Innovation pushes chemical production forward. Processes draw inspiration from green chemistry, focusing on minimizing waste and, ideally, recovering or recycling used reagents and solvents. Newer bromination routes, relying on catalytic systems or phase-transfer agents, continue to reduce hazards and simplify purification. My old department’s pilot plant trialed alternative solvents last year, and while some uncertainty remains, yields crept up and disposal expenses fell noticeably.
On the user end, getting the most out of each gram means running reactions efficiently and preventing unnecessary losses. Careful stoichiometry and scaled-up pilot runs prevent waste while building confidence before mass production. Even as industries chase leaner margins, refusing to cut corners on purity or lab safety remains non-negotiable for those who care about the longevity of their work.
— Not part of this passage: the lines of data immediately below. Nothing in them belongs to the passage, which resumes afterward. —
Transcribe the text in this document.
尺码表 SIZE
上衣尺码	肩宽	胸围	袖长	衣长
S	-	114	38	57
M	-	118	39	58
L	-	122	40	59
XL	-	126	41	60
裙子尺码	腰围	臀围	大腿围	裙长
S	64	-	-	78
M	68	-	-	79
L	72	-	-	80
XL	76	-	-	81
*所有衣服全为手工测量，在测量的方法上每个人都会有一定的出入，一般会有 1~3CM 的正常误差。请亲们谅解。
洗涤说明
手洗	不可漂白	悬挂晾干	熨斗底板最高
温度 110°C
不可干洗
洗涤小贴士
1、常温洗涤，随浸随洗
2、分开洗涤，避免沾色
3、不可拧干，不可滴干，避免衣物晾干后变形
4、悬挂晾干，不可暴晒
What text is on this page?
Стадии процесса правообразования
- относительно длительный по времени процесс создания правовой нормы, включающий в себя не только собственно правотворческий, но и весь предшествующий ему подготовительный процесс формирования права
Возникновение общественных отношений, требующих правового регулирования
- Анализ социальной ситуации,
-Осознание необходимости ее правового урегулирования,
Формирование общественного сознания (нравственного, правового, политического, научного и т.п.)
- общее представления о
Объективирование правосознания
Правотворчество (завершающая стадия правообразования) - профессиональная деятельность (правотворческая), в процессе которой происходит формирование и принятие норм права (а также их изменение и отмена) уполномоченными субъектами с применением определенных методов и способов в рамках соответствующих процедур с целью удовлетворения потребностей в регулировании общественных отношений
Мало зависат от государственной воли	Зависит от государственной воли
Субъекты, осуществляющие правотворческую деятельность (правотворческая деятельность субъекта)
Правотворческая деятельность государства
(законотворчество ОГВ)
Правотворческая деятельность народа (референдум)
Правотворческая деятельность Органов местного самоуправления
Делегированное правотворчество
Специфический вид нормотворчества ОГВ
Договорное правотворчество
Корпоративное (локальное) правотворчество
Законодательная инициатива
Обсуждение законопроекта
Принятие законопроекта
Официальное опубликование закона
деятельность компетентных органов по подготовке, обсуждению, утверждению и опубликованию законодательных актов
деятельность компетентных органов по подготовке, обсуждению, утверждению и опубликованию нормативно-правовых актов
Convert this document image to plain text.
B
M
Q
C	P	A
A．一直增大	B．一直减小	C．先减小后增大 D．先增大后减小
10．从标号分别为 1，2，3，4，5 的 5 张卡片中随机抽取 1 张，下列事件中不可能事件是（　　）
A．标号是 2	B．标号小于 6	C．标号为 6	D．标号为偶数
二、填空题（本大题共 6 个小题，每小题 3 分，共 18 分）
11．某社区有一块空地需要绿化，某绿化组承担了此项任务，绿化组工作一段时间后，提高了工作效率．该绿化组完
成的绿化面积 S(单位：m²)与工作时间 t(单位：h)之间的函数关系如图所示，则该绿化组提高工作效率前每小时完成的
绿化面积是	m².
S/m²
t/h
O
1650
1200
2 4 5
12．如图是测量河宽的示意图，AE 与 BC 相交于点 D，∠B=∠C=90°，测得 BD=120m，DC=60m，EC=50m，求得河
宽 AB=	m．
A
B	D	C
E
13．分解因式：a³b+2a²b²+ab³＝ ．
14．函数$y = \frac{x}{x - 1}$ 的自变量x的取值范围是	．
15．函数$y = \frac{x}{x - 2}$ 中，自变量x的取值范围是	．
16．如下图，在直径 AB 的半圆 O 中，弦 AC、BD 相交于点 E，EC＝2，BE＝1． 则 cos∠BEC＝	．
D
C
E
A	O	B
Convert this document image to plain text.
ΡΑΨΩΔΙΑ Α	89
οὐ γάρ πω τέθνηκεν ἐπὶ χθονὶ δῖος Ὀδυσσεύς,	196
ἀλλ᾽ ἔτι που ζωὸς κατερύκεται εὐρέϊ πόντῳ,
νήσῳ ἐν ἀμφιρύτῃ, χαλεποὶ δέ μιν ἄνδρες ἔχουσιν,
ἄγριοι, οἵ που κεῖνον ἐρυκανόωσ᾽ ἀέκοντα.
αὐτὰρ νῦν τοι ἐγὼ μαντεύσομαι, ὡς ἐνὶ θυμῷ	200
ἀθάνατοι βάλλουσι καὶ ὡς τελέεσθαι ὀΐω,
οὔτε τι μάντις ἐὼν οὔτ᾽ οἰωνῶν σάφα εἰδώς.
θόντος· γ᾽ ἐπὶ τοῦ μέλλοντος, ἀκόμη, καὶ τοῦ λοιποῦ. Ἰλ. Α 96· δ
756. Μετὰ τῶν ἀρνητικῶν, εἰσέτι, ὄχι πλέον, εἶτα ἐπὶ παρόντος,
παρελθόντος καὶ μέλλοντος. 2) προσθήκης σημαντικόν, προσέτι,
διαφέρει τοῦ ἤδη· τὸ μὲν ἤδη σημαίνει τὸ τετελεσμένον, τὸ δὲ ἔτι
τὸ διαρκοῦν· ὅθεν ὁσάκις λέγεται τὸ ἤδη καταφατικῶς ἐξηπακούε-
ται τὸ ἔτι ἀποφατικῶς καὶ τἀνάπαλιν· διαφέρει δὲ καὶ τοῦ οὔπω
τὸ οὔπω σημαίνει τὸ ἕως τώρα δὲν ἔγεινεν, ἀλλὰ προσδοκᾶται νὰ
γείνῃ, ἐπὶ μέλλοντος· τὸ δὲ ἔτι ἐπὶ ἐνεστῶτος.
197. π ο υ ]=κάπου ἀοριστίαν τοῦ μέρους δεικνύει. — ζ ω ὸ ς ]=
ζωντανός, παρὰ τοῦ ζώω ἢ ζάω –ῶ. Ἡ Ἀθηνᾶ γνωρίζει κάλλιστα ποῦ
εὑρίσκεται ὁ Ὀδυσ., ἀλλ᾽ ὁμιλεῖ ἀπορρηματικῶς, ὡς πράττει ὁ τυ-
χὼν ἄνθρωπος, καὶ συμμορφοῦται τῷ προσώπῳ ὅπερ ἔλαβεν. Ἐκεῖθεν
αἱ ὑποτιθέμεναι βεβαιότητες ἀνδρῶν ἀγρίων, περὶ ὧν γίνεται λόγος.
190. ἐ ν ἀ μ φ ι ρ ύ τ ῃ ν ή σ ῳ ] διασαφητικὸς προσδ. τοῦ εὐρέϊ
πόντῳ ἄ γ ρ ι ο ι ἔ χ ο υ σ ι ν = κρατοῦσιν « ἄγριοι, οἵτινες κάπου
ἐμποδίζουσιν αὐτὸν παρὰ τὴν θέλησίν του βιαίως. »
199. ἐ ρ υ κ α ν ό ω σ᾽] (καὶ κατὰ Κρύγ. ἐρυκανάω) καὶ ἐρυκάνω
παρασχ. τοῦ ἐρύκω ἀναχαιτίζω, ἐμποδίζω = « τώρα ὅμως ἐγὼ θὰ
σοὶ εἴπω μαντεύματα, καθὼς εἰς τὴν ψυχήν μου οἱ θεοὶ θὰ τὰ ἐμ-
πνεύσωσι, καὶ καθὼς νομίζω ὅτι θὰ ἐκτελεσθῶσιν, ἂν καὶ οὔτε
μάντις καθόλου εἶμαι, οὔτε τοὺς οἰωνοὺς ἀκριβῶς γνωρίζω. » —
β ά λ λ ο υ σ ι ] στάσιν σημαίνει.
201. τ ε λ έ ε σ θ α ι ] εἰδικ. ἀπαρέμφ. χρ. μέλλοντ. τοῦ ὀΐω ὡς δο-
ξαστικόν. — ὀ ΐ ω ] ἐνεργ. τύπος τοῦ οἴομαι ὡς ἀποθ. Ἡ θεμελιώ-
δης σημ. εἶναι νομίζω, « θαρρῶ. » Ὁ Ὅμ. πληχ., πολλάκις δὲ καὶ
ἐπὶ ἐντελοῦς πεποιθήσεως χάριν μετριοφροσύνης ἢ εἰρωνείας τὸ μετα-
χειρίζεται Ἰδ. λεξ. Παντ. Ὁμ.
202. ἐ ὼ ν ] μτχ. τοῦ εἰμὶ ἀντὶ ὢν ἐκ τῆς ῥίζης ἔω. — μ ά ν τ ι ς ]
Every specialty chemical asks for respect along the line, from design bench to production plant and back again. 4,4'-Dibromobiphenyl stands out for the clarity in its molecular design, the reliability it brings to synthesis, and its vital role as a backbone in research and industry. While challenges exist—regulatory scrutiny, sustainability pressures, and ongoing supply constraints—clear-headed approaches driven by experience, transparency, and a commitment to safety keep its use both practical and future-minded. There’s no quick fix, just a steady march towards better science, safer handling, and responsible progress.